Kirk suffered a stroke in 1975. Four months later, the 'man who played three horns,' as Downbeat had dubbed him in 1960, was back playing tenor sax with one hand. And not only playing, but in the opinion of fellow musicians like Anthony Braxton, John Stubblefield and Pharoah Sanders, doing better with one hand than most players could with two. The 'recovery' was short-lived. Dogged now by kidney problems, high blood pressure and heart disease, even Kirk's iron will and determination could not overcome a failing constitution.

For a man, who had let nothing stand in his way—not sightlessness, not racism, not critical indifference or cheap shots—those last months in a wheelchair must have been hard but he never gave in. It was about still making music. He believed he'd die if he stopped playing and kept on doing so until a second stroke proved too much for his now frail, weakened body.

At the height of punk rock, Melody Maker devoted a full page to his obituary. Chris Welch, a long-time fan, reminded readers (and perhaps instructed a few new ones) of a talent who transcended charges of gimmickry and who couldn't help but communicate. Early jibes by the likes of Steve Race were dismissed and a remarkable innovator and artist emerged. As Joel Dorn said to me, "The thing that made it unbelievable and magical was that it was a human that did it.
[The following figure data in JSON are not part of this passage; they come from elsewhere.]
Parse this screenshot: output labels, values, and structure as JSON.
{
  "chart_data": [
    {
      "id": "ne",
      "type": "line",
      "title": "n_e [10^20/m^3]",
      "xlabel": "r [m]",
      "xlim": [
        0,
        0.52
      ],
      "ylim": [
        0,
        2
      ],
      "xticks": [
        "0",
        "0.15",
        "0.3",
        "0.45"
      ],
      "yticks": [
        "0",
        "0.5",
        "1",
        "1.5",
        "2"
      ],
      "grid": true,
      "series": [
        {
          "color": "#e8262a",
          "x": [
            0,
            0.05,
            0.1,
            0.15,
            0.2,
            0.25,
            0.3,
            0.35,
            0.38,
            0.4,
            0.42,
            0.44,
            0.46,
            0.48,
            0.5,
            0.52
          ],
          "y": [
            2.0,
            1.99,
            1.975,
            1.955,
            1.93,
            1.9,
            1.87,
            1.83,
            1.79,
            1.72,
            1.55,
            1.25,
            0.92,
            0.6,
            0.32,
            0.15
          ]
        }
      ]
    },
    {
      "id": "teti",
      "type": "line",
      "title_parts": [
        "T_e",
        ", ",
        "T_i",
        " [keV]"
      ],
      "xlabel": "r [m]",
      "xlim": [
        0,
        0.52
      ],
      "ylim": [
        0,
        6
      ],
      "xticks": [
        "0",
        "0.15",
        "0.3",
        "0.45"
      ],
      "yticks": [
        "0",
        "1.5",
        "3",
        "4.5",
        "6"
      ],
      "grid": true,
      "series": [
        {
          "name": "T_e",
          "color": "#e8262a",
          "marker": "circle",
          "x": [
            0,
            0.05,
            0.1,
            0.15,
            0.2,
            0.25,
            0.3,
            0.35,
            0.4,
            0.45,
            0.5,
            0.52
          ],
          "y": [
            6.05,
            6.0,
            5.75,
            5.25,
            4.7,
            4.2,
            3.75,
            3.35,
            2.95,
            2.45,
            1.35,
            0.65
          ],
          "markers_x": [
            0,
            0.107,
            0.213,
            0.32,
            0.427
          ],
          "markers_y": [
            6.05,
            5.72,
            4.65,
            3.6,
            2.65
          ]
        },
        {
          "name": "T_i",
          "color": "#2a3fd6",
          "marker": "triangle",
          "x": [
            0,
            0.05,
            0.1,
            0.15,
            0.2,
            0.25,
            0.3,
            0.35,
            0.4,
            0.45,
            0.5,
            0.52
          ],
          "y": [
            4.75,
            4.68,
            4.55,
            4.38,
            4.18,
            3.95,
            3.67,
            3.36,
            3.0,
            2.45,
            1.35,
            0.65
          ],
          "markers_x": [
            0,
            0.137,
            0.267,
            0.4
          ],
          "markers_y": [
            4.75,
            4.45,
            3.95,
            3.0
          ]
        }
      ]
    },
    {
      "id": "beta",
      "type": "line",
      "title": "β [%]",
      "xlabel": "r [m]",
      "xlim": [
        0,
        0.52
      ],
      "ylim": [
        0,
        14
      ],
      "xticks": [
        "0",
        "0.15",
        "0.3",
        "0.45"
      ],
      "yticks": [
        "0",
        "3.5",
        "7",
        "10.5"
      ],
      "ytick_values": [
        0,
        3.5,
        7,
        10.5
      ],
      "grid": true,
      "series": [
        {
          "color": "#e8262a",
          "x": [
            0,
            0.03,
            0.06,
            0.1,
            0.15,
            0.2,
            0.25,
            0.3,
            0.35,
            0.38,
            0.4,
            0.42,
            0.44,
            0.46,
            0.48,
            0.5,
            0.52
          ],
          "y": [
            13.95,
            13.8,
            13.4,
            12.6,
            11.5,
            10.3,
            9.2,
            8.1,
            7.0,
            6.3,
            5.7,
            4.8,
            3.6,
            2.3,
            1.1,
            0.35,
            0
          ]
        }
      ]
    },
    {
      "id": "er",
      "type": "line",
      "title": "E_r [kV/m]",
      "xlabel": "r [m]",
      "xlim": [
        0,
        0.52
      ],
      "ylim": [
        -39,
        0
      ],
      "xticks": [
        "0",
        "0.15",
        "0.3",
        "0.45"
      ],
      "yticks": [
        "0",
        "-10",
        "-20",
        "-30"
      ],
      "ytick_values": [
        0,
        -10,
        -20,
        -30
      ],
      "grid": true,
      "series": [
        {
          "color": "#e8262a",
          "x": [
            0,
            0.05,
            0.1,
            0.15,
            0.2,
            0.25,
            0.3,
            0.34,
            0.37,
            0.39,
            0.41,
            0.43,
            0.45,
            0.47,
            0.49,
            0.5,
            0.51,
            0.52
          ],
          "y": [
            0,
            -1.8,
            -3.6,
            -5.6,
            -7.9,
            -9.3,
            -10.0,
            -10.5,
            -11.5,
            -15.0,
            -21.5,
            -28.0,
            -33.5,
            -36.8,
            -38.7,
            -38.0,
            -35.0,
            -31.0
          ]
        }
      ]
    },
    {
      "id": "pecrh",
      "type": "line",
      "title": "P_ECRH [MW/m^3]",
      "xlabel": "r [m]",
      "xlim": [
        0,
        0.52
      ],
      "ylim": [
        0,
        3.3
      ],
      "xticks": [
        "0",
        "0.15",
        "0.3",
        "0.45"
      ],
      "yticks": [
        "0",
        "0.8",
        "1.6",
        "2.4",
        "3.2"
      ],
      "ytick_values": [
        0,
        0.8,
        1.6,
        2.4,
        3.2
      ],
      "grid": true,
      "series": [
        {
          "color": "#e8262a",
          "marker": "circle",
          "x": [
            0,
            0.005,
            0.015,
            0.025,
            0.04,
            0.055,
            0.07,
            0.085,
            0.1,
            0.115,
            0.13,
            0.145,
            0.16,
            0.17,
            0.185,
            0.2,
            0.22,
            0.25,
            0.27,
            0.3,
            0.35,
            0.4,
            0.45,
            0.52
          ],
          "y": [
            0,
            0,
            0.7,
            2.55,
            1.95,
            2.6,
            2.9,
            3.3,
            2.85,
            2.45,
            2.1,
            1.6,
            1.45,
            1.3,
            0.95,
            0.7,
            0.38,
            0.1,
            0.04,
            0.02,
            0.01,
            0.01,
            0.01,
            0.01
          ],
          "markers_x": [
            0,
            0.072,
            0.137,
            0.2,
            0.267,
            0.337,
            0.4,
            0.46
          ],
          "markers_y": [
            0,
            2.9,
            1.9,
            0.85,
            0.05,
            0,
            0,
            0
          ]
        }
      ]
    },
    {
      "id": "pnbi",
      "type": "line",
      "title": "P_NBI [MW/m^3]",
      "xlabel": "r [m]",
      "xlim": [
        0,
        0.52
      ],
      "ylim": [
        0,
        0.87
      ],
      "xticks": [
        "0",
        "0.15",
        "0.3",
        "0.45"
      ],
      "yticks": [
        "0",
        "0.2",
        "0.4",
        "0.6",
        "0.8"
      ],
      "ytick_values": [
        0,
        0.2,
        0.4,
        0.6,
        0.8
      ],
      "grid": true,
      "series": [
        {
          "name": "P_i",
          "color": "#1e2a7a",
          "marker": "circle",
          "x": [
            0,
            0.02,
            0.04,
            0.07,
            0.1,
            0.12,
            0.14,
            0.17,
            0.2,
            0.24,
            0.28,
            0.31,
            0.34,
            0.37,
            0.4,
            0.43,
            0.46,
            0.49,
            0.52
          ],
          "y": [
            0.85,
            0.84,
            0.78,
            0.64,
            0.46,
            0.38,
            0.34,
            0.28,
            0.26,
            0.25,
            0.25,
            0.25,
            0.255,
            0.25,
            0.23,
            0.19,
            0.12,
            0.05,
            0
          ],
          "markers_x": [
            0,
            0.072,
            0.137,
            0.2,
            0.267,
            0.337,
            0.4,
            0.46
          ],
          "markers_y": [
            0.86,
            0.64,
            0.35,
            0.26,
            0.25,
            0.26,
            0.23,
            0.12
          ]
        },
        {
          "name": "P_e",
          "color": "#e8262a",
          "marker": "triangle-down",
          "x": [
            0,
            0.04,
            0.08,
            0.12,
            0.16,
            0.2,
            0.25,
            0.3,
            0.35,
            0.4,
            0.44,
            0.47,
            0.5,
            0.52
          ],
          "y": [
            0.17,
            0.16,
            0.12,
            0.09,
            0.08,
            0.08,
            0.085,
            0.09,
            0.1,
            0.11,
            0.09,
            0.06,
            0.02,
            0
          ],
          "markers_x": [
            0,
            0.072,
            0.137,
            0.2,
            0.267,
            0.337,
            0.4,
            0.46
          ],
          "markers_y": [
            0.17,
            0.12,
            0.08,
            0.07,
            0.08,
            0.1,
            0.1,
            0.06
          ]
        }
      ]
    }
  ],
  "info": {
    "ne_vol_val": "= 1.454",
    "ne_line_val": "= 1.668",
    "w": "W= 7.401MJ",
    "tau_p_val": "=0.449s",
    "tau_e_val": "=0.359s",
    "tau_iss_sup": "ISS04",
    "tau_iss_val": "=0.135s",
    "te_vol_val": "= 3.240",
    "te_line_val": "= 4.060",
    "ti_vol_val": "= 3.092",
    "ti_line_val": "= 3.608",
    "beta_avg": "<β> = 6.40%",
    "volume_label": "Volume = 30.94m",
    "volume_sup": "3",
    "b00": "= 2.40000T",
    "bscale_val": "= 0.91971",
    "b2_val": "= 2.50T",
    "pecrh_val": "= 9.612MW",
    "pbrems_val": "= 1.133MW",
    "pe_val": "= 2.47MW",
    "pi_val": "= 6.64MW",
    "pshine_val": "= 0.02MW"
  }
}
You don't have to make somebody into a mystical figure. If we all had super powers what's the big deal with Superman punching a boulder. People like 'Trane and Rahsaan didn't have super powers—they just went further."

I asked Pete King for his most abiding memory of Roland. His eyes got a faraway look. "Personally? Hearing him play a ballad with one hand when he'd had his stroke. Tremendously big sound and what he played with that one hand was as much as most of them could play with two. It brought tears to my eyes." King paused for a moment and added, "He was a very, very close friend."